Not that the match itself was anywhere near as entertaining as his on-court jousting with former champion turned TV pundit John McEnroe on Monday -- nearly 100 unforced errors in a match played in cool, blustery conditions put paid to that.
However, after weathering a mid-match storm in which 10th seed Verdasco's brutal forehand looked like stopping Djokovic dead in his tracks, the former Australian Open champion regained his poise to claim victory in three hours.
"It feels great (to reach the semi-finals)," Djokovic told reporters. "I haven't done that in the past three grand slams this year, so mentally it was very important for me to overcome today's challenge and to be able to win.
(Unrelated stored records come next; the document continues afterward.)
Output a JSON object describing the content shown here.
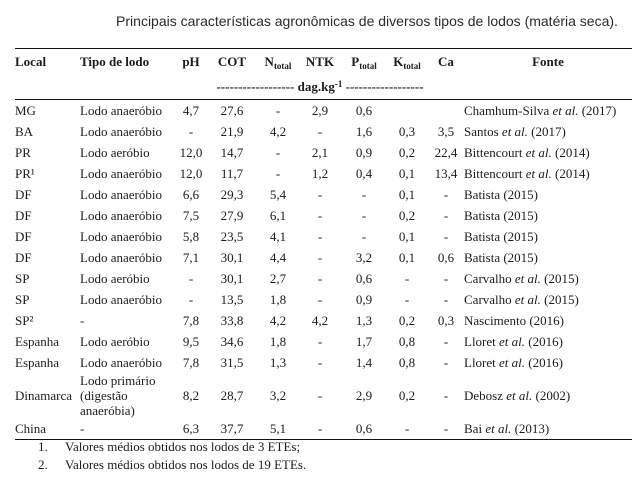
{
  "caption": "Principais características agronômicas de diversos tipos de lodos (matéria seca).",
  "table": {
    "headers": {
      "local": "Local",
      "tipo": "Tipo de lodo",
      "ph": "pH",
      "cot": "COT",
      "n": {
        "main": "N",
        "sub": "total"
      },
      "ntk": "NTK",
      "p": {
        "main": "P",
        "sub": "total"
      },
      "k": {
        "main": "K",
        "sub": "total"
      },
      "ca": "Ca",
      "fonte": "Fonte"
    },
    "units": {
      "pre": "------------------ dag.kg",
      "sup": "-1",
      "post": " ------------------"
    },
    "value_columns": [
      "pH",
      "COT",
      "Ntotal",
      "NTK",
      "Ptotal",
      "Ktotal",
      "Ca"
    ],
    "rows": [
      {
        "local": "MG",
        "tipo": "Lodo anaeróbio",
        "values": [
          "4,7",
          "27,6",
          "-",
          "2,9",
          "0,6",
          "",
          ""
        ],
        "fonte": [
          {
            "t": "Chamhum-Silva "
          },
          {
            "t": "et al.",
            "i": true
          },
          {
            "t": " (2017)"
          }
        ]
      },
      {
        "local": "BA",
        "tipo": "Lodo anaeróbio",
        "values": [
          "-",
          "21,9",
          "4,2",
          "-",
          "1,6",
          "0,3",
          "3,5"
        ],
        "fonte": [
          {
            "t": "Santos "
          },
          {
            "t": "et al.",
            "i": true
          },
          {
            "t": " (2017)"
          }
        ]
      },
      {
        "local": "PR",
        "tipo": "Lodo aeróbio",
        "values": [
          "12,0",
          "14,7",
          "-",
          "2,1",
          "0,9",
          "0,2",
          "22,4"
        ],
        "fonte": [
          {
            "t": "Bittencourt "
          },
          {
            "t": "et al.",
            "i": true
          },
          {
            "t": " (2014)"
          }
        ]
      },
      {
        "local": "PR¹",
        "tipo": "Lodo anaeróbio",
        "values": [
          "12,0",
          "11,7",
          "-",
          "1,2",
          "0,4",
          "0,1",
          "13,4"
        ],
        "fonte": [
          {
            "t": "Bittencourt "
          },
          {
            "t": "et al.",
            "i": true
          },
          {
            "t": " (2014)"
          }
        ]
      },
      {
        "local": "DF",
        "tipo": "Lodo anaeróbio",
        "values": [
          "6,6",
          "29,3",
          "5,4",
          "-",
          "-",
          "0,1",
          "-"
        ],
        "fonte": [
          {
            "t": "Batista (2015)"
          }
        ]
      },
      {
        "local": "DF",
        "tipo": "Lodo anaeróbio",
        "values": [
          "7,5",
          "27,9",
          "6,1",
          "-",
          "-",
          "0,2",
          "-"
        ],
        "fonte": [
          {
            "t": "Batista (2015)"
          }
        ]
      },
      {
        "local": "DF",
        "tipo": "Lodo anaeróbio",
        "values": [
          "5,8",
          "23,5",
          "4,1",
          "-",
          "-",
          "0,1",
          "-"
        ],
        "fonte": [
          {
            "t": "Batista (2015)"
          }
        ]
      },
      {
        "local": "DF",
        "tipo": "Lodo anaeróbio",
        "values": [
          "7,1",
          "30,1",
          "4,4",
          "-",
          "3,2",
          "0,1",
          "0,6"
        ],
        "fonte": [
          {
            "t": "Batista (2015)"
          }
        ]
      },
      {
        "local": "SP",
        "tipo": "Lodo aeróbio",
        "values": [
          "-",
          "30,1",
          "2,7",
          "-",
          "0,6",
          "-",
          "-"
        ],
        "fonte": [
          {
            "t": "Carvalho "
          },
          {
            "t": "et al.",
            "i": true
          },
          {
            "t": " (2015)"
          }
        ]
      },
      {
        "local": "SP",
        "tipo": "Lodo anaeróbio",
        "values": [
          "-",
          "13,5",
          "1,8",
          "-",
          "0,9",
          "-",
          "-"
        ],
        "fonte": [
          {
            "t": "Carvalho "
          },
          {
            "t": "et al.",
            "i": true
          },
          {
            "t": " (2015)"
          }
        ]
      },
      {
        "local": "SP²",
        "tipo": "-",
        "values": [
          "7,8",
          "33,8",
          "4,2",
          "4,2",
          "1,3",
          "0,2",
          "0,3"
        ],
        "fonte": [
          {
            "t": "Nascimento (2016)"
          }
        ]
      },
      {
        "local": "Espanha",
        "tipo": "Lodo aeróbio",
        "values": [
          "9,5",
          "34,6",
          "1,8",
          "-",
          "1,7",
          "0,8",
          "-"
        ],
        "fonte": [
          {
            "t": "Lloret "
          },
          {
            "t": "et al.",
            "i": true
          },
          {
            "t": " (2016)"
          }
        ]
      },
      {
        "local": "Espanha",
        "tipo": "Lodo anaeróbio",
        "values": [
          "7,8",
          "31,5",
          "1,3",
          "-",
          "1,4",
          "0,8",
          "-"
        ],
        "fonte": [
          {
            "t": "Lloret "
          },
          {
            "t": "et al.",
            "i": true
          },
          {
            "t": " (2016)"
          }
        ]
      },
      {
        "local": "Dinamarca",
        "tipo": "Lodo primário (digestão anaeróbia)",
        "values": [
          "8,2",
          "28,7",
          "3,2",
          "-",
          "2,9",
          "0,2",
          "-"
        ],
        "fonte": [
          {
            "t": "Debosz "
          },
          {
            "t": "et al.",
            "i": true
          },
          {
            "t": " (2002)"
          }
        ]
      },
      {
        "local": "China",
        "tipo": "-",
        "values": [
          "6,3",
          "37,7",
          "5,1",
          "-",
          "0,6",
          "-",
          "-"
        ],
        "fonte": [
          {
            "t": "Bai "
          },
          {
            "t": "et al.",
            "i": true
          },
          {
            "t": " (2013)"
          }
        ]
      }
    ]
  },
  "footnotes": [
    {
      "num": "1.",
      "text": "Valores médios obtidos nos lodos de 3 ETEs;"
    },
    {
      "num": "2.",
      "text": "Valores médios obtidos nos lodos de 19 ETEs."
    }
  ]
}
"I feel kind of a relief and I hope I just can continue playing well. I feel that I'm enjoying it again much more. It feels like 2007, you know, when I played finals here and did all these crazy things, impersonating the players.
"I like playing here. The surface is quite suitable to my game, the fans, the atmosphere, the entertainment, the show, I like it. And the results that I've made in the past three years show how much enjoyment I have playing here."
Image: Novak Djokovic
Wickmayer rolls into semis
Unseeded, overlooked and largely unknown on the international stage, Yanina Wickmayer moved into the semi-finals on Wednesday.
Wickmayer, who has been Belgium's top player since Kim Clijsters left the game in 2007 to start a family, bounced Ukraine's Kateryna Bondarenko 7-5, 6-4 on Arthur Ashe Stadium.
The 50th ranked Wickmayer, who has failed to advance past the first round in five of her six previous career grand slam appearances, admits to being amazed at her run.
"Before this, my best result was second round," she said.
"So of course when you get to the third, fourth round, you start surprising yourself.
"But actually, I've been staying pretty calm. I've worked really hard for this."